Una de las pocas tardes en que el viejo Salgado salió para caminar alrededor de las ruinas de St Alphague, London Wall, un muro casi totalmente destruido con tres arcos pertenecientes a la planta baja de la Torre o Campanario de una Iglesia milenaria, un inmenso cansancio lo desvaneció; se recordó a sí mismo navegando, sin rumbo, por entre estrechos y canales. Recordó el color del cielo durante los bombardeos, y el olor a carne humana rostizada. Recordó el rostro de cientos de mujeres, algunas sonriendo, otras inexpresivas. Recordó a su madre tocando el nocturno en C menor, Op. 48 Nº 1 de Chopin que él tanto disfrutaba. Se vio a sí mismo en un espejo, cuyo reflejo, lleno de vida propia, le decía “Yo Soy”. Despertó, boca arriba, rodeado por un círculo de cabezas curiosas que lo examinaban; muerto de un casi aburrido cansancio se dejó llevar hasta el frontispicio de la Iglesia; le pidió al cura anglicano la benevolencia de un interregno, poder estar a solas consigo mismo esa noche sin interrupciones, el cura se decantó por la necesidad de las absoluciones, a lo que Salgado contestó que su momento aún no llegaba. Solo ya en el sótano decidió construir la pira que, en sueños, ya había figurado. Decidió quemar todos sus papeles y merecer la dignidad de una muerte anónima. “He fracasado”, se dijo a sí mismo, por primera vez en su larga existencia había mencionado la palabra fracasar, aunque ésta siempre bulló en su mente. Abrió con cuidado el viejo camisón y se encegueció con el fulgurante crucifijo y las cuentas del viejo rosario. El pecho se le apretó violentamente, cayó tendido sobre el lóbrego piso de piedra. Vio su imagen de nuevo en el espejo. —Toda Herejía tiene sus límites. Me has negado insistentemente sin ver que te niegas a ti mismo. Admite tu derrota y vuelve al regazo de dónde has salido —Salgado abrió sus ojos con un esfuerzo sobrehumano, sonrió y arrancó con desdén el rosario de su cuello arrojándolo a la pira. El infarto lo dejó inmóvil. De vuelta en el sueño, vio, del otro lado del espejo, a su pirómana imagen incendiando todo en el cuarto. El humo lo abrazó con cuidados de madre y se lo llevó...
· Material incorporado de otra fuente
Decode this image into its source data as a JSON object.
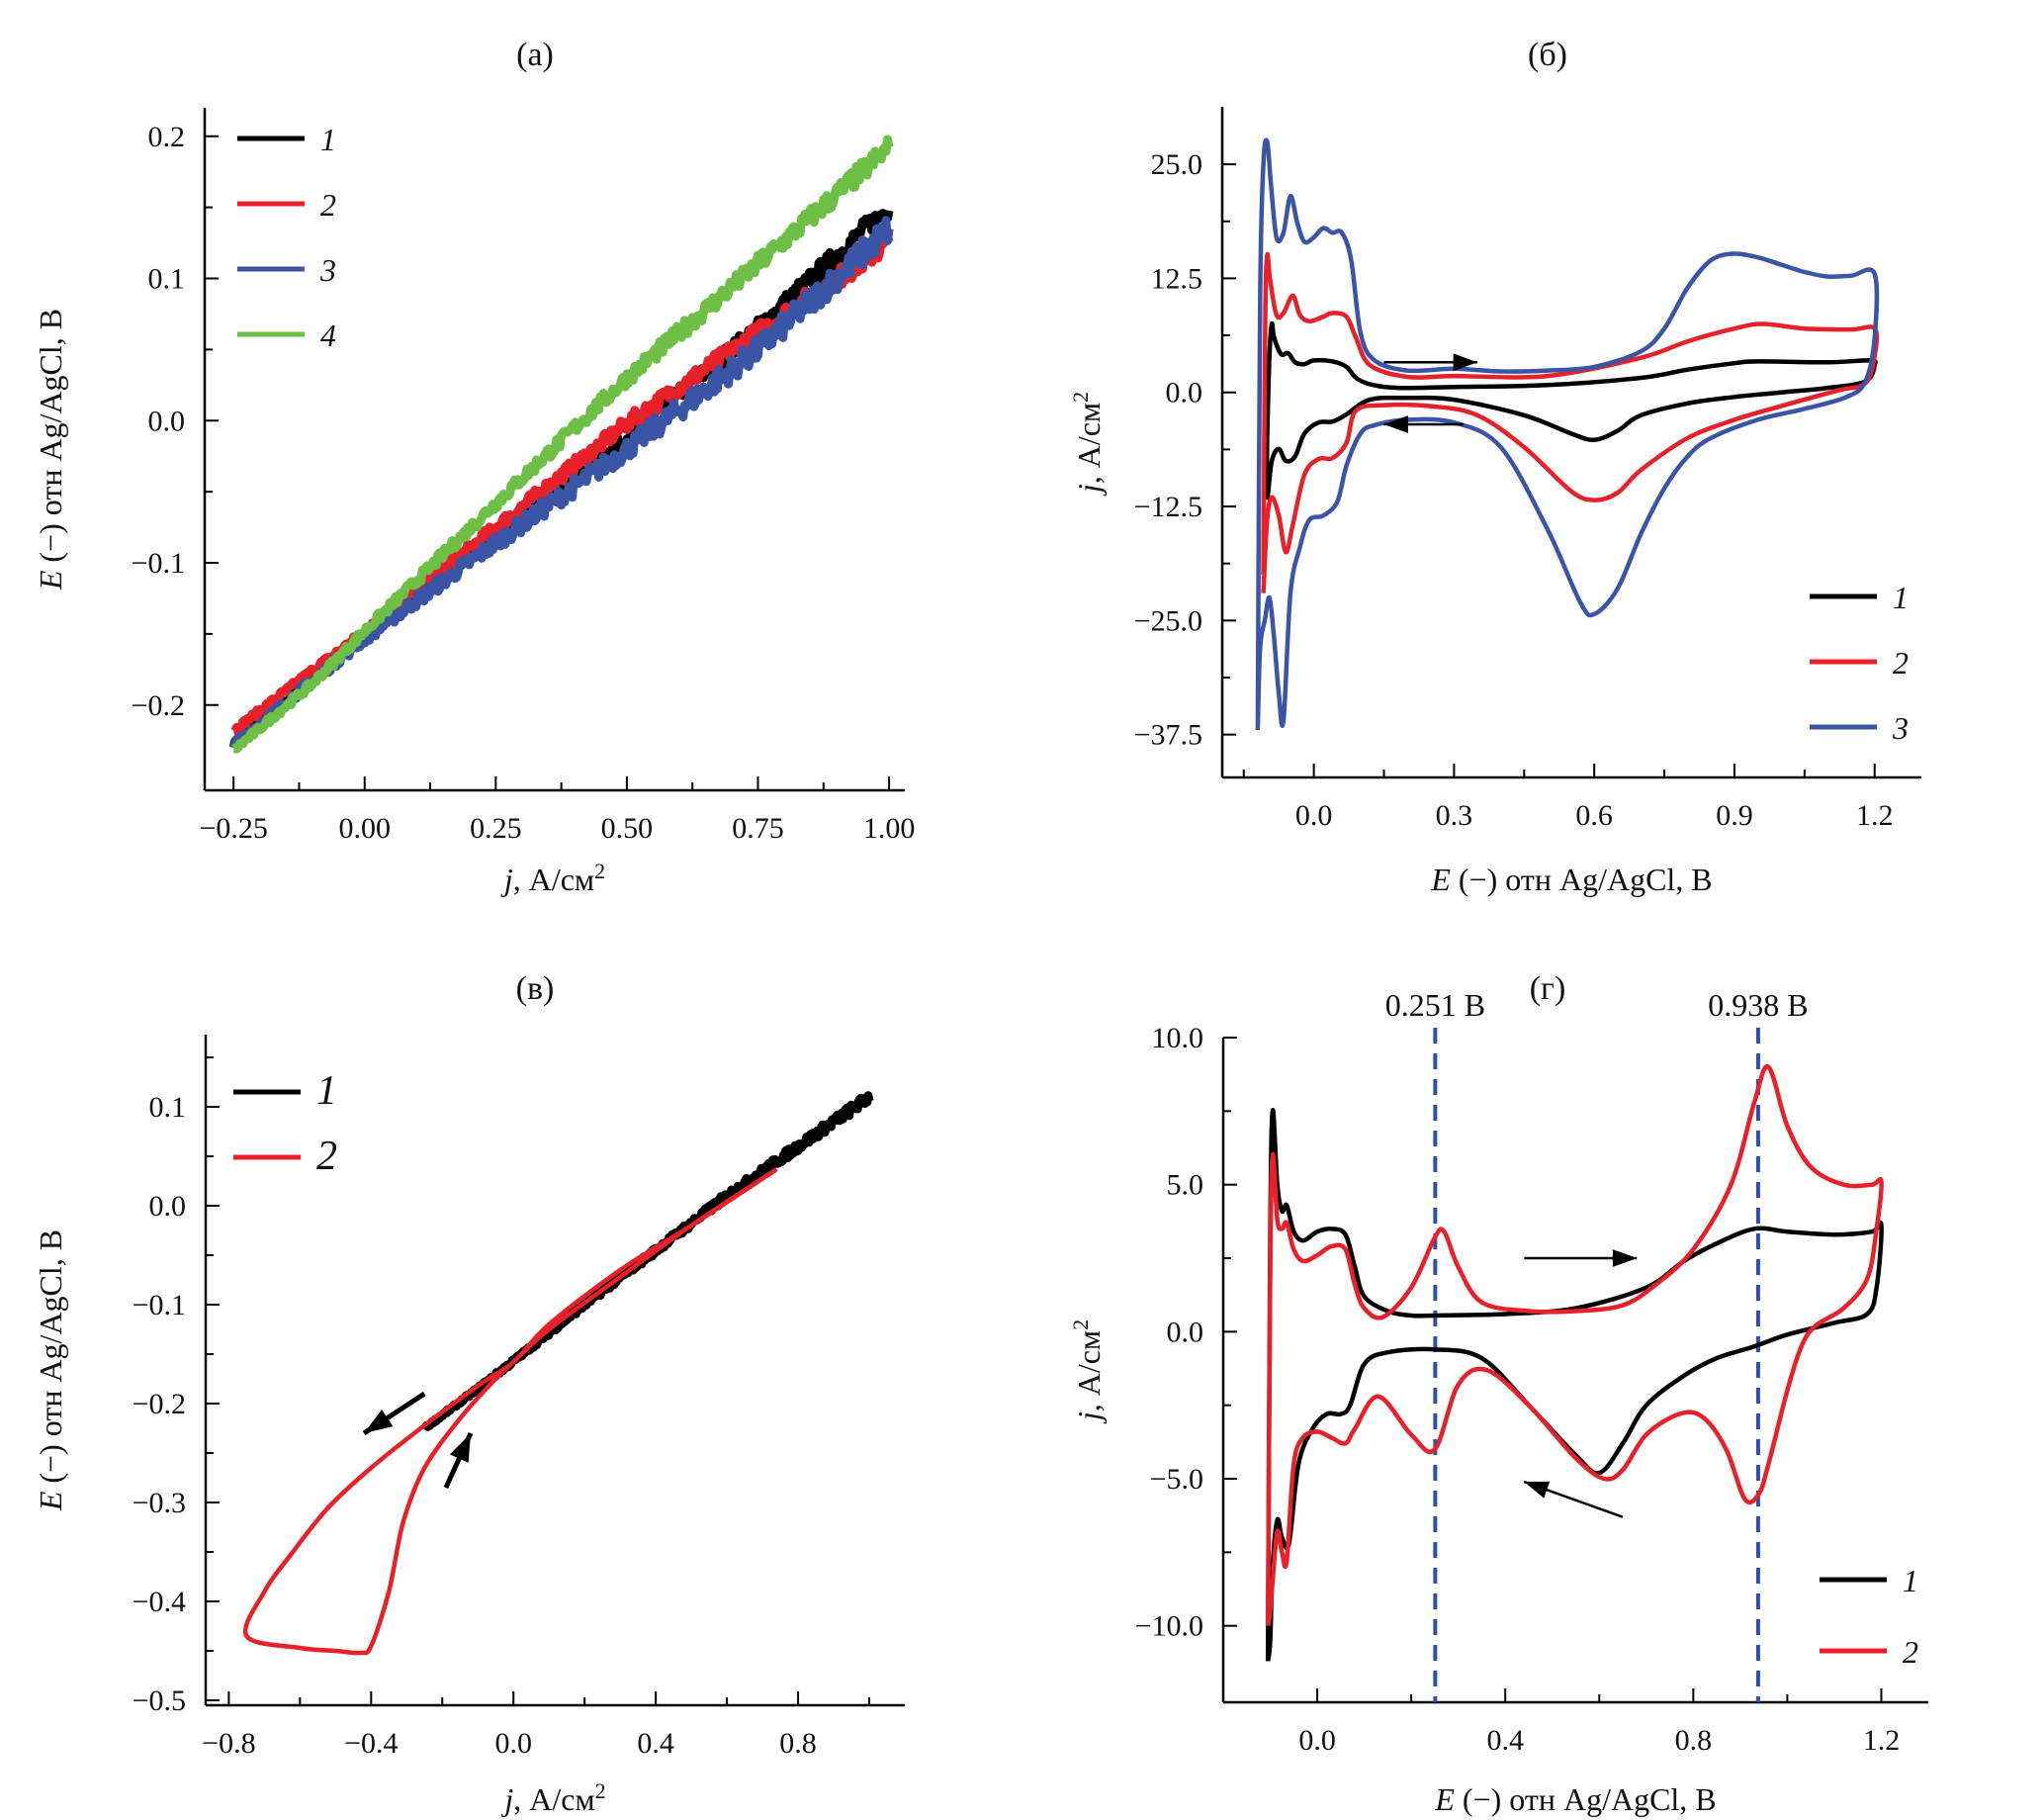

El resto de la historia no tiene nada de sobrenatural. Mr. Person Merril fue durante muchos años sacerdote anglicano. Durante sus años de cura en St Sepulchre Church se convirtió en el primer y más asiduo lector de las obras de Salgado. Pudo salvar muchos de sus manuscritos, cambiándolos a última hora por papeles enjutos, al dilucidar las intenciones del viejo, los cuales perecieron en el incendio junto con él. Sus obras completas ya van por la decimoquinta edición. Memorias antibíblicas es considerada por la crítica como de una religiosidad ejemplar, una búsqueda de Dios en otros planos. Se ha ganado varios premios internacionales y ha sido traducida a veinticinco idiomas. Mr. Merril ha dedicado parte de su fortuna a la caridad. Las causas del incendio, hasta los momentos, no han sido satisfactoriamente resueltas.